George McMahon, the manager of the janitorial company responsible for cleaning the Creston tower, is a pushover for Bliss two days later.

“Are you really sure you want this?” queries the softly spoken Liverpudlian, eyeing Bliss's bronze skin and sharp jeans. “Only you ain't the usual type.”

“Need the bread,” says Bliss pushing his cockney accent as far as it will go. “I got the trouble and strife on me bleedin' back to get off the dole.”

“Well, sign here, then. Start at six Monday mornin'. Amy's the boss over there. She'll be right chuffed. She's always bendin' me ear about not having anyone to do the liftin'.”

“I can do that all right, guv,” says Bliss, flexing his biceps as he prints the name and social insurance number that Peter Bryan provided for him. “What about uniforms?”

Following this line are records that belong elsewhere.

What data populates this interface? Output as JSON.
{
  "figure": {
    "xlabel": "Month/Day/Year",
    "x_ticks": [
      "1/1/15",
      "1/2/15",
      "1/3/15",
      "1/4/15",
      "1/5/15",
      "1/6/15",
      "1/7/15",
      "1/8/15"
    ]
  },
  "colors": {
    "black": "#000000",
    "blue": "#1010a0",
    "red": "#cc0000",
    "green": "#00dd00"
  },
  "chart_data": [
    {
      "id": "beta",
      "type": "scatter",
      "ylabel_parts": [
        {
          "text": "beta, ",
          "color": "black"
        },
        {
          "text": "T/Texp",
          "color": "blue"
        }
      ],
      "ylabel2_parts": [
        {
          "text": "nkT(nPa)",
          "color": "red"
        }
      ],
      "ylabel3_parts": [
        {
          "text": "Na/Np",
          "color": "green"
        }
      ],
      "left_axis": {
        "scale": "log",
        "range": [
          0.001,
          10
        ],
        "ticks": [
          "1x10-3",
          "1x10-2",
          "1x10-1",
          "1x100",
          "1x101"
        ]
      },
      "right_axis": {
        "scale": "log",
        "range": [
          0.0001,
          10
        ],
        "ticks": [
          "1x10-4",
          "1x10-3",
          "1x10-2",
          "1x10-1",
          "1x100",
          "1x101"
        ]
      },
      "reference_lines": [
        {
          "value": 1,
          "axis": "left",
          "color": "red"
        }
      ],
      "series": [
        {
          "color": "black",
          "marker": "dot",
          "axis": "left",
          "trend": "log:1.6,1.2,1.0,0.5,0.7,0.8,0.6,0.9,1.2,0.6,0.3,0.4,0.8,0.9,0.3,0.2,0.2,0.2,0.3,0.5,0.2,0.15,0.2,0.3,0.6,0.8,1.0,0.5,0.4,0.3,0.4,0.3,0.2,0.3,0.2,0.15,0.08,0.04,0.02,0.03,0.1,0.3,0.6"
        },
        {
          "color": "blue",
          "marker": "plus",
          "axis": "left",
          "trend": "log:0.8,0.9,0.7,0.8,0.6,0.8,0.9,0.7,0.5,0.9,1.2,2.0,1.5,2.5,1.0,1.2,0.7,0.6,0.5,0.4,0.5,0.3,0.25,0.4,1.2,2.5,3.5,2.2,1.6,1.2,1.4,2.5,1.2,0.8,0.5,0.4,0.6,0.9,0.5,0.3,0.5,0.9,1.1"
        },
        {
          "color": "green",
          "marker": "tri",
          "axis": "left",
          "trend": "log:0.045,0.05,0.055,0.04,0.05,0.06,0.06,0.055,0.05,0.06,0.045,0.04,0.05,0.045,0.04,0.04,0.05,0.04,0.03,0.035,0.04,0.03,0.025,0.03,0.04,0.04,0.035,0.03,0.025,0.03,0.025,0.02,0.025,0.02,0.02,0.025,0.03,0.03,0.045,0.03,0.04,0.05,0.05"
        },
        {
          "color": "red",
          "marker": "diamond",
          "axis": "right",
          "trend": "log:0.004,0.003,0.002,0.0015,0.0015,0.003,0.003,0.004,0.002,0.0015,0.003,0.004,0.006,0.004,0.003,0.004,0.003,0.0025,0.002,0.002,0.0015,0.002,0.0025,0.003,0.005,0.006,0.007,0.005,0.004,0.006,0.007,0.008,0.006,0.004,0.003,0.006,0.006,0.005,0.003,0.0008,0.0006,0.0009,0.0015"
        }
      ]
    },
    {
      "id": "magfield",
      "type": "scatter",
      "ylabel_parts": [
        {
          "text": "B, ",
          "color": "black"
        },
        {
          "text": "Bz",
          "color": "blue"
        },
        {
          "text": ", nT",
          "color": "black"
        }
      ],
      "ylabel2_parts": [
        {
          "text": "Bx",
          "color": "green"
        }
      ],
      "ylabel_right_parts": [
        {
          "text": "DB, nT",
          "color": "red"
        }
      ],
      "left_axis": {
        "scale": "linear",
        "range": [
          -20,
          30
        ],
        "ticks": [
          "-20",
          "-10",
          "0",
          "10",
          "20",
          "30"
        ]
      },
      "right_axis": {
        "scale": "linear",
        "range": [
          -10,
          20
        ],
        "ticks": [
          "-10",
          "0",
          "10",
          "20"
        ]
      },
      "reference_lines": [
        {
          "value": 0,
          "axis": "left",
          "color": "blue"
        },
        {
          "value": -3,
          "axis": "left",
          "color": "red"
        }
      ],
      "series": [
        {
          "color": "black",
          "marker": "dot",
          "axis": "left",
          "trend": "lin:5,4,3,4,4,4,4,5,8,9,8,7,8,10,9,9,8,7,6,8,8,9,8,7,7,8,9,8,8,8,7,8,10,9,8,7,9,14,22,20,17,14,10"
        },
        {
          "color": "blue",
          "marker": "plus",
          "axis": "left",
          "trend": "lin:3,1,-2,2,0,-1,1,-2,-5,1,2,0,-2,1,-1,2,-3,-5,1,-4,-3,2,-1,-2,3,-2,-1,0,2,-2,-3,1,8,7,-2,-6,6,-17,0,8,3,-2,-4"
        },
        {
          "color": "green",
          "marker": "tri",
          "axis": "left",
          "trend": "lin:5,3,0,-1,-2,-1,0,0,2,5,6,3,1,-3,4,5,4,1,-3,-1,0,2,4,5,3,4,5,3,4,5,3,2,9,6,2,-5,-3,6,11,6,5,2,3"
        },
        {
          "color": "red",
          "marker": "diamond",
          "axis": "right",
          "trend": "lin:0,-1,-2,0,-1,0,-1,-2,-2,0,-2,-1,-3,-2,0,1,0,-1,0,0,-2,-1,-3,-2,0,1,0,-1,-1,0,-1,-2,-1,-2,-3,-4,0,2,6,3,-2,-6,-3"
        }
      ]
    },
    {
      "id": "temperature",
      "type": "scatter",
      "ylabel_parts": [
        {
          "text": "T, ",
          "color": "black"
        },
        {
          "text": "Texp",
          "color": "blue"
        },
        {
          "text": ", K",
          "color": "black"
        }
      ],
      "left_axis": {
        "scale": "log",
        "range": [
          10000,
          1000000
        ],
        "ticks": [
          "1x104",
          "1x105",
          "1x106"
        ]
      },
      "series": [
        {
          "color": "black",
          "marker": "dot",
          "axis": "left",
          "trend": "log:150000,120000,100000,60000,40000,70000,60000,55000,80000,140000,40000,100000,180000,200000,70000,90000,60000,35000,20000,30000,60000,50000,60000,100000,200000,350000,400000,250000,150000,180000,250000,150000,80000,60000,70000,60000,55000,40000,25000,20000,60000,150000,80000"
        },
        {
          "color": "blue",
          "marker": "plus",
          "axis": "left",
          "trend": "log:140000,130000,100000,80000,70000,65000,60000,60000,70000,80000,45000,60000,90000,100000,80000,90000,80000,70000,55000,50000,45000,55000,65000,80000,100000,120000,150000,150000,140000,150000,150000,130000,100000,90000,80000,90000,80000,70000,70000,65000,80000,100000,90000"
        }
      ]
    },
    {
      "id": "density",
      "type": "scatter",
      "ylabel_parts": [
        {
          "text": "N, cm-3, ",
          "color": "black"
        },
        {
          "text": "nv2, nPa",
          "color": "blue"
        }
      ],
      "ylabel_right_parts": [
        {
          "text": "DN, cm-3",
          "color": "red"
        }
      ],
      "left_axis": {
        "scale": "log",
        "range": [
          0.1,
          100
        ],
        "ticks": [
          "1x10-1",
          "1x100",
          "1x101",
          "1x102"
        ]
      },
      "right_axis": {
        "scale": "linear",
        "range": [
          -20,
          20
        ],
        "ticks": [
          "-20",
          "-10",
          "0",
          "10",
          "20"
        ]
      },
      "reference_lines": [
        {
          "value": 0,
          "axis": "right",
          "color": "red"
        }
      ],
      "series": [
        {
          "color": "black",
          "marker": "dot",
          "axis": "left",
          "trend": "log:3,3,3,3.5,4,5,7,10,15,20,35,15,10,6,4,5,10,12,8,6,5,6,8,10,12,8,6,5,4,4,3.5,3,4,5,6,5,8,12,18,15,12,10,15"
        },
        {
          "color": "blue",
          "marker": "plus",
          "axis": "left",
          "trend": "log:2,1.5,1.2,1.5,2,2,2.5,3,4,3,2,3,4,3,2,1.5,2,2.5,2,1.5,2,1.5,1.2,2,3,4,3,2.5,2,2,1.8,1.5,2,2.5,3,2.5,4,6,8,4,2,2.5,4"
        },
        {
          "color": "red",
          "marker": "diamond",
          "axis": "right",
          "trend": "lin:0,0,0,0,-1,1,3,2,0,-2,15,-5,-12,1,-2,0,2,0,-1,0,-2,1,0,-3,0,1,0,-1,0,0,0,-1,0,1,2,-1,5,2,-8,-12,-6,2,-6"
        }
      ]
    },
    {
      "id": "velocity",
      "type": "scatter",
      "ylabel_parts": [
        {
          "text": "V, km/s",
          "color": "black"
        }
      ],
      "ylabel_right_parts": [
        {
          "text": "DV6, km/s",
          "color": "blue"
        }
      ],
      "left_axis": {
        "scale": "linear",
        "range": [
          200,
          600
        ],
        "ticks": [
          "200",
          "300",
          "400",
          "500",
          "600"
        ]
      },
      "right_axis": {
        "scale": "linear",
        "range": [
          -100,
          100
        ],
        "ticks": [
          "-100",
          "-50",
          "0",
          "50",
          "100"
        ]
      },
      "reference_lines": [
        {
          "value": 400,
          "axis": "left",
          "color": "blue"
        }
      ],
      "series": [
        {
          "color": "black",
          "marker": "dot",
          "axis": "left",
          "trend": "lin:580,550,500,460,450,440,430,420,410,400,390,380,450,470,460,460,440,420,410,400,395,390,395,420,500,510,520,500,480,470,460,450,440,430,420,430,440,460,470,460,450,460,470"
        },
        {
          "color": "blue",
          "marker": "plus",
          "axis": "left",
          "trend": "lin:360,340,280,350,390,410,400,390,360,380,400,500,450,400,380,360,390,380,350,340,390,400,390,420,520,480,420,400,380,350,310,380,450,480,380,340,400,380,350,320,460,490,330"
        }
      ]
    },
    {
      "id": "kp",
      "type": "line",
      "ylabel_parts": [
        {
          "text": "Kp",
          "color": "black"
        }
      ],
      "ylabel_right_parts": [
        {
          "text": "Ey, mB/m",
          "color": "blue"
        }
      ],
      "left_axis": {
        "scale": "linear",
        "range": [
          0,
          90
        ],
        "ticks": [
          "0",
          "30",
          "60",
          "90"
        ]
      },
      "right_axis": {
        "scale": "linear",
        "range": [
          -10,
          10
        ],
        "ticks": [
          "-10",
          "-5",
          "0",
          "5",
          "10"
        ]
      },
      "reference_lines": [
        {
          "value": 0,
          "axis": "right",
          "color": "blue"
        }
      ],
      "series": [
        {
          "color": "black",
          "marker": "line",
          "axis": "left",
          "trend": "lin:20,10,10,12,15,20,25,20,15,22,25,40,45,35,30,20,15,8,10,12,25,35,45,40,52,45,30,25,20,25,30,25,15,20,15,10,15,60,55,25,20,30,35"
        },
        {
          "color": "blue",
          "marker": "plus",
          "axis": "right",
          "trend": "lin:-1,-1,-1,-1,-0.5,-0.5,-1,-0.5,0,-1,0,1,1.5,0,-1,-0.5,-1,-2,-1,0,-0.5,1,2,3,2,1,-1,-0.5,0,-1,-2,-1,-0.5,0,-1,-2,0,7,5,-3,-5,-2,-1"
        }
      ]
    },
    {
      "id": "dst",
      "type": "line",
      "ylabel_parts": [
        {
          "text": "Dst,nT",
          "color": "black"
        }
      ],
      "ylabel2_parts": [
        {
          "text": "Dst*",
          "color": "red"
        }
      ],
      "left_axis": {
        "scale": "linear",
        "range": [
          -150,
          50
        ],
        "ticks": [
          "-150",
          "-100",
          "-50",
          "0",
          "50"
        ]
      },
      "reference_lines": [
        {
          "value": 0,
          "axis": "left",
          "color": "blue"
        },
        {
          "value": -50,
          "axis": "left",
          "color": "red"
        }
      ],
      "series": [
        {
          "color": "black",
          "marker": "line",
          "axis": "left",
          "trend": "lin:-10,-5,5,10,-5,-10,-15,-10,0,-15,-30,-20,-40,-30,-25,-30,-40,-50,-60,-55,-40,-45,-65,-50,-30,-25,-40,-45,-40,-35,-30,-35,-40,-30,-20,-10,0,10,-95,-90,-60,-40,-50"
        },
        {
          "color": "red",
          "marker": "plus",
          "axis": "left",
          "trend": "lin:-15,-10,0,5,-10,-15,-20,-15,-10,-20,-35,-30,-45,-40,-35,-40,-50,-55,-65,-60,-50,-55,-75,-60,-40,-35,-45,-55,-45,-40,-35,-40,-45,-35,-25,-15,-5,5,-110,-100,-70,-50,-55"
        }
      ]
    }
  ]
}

“Blue overalls — pick 'em up from Amy. You wash 'em.”

“Right-oh, guv.”

“And make sure you do. Creston gets real foony about things like that.”

“'kay.”

“An' watch yer language. They're a bunch of bleedin' Bible punchers. No fookin' swearing, awl right?”

“Awl right,” agrees Bliss.

“I should have brought my manuscript with me,” grumbles Bliss to himself as he whiles away Sunday afternoon feeding ducks in St. James's Park after watching the guards at Buckingham Palace, and he's tempted to pick up a notebook and carry on. But he knows he'll be wasting his time. He knows that he needs a completely clear mind to focus on his writing. He knows that what he has to write is too crucial to his plot to be picked at between the Tower of London and Westminster Abbey like a backpacker's travelogue.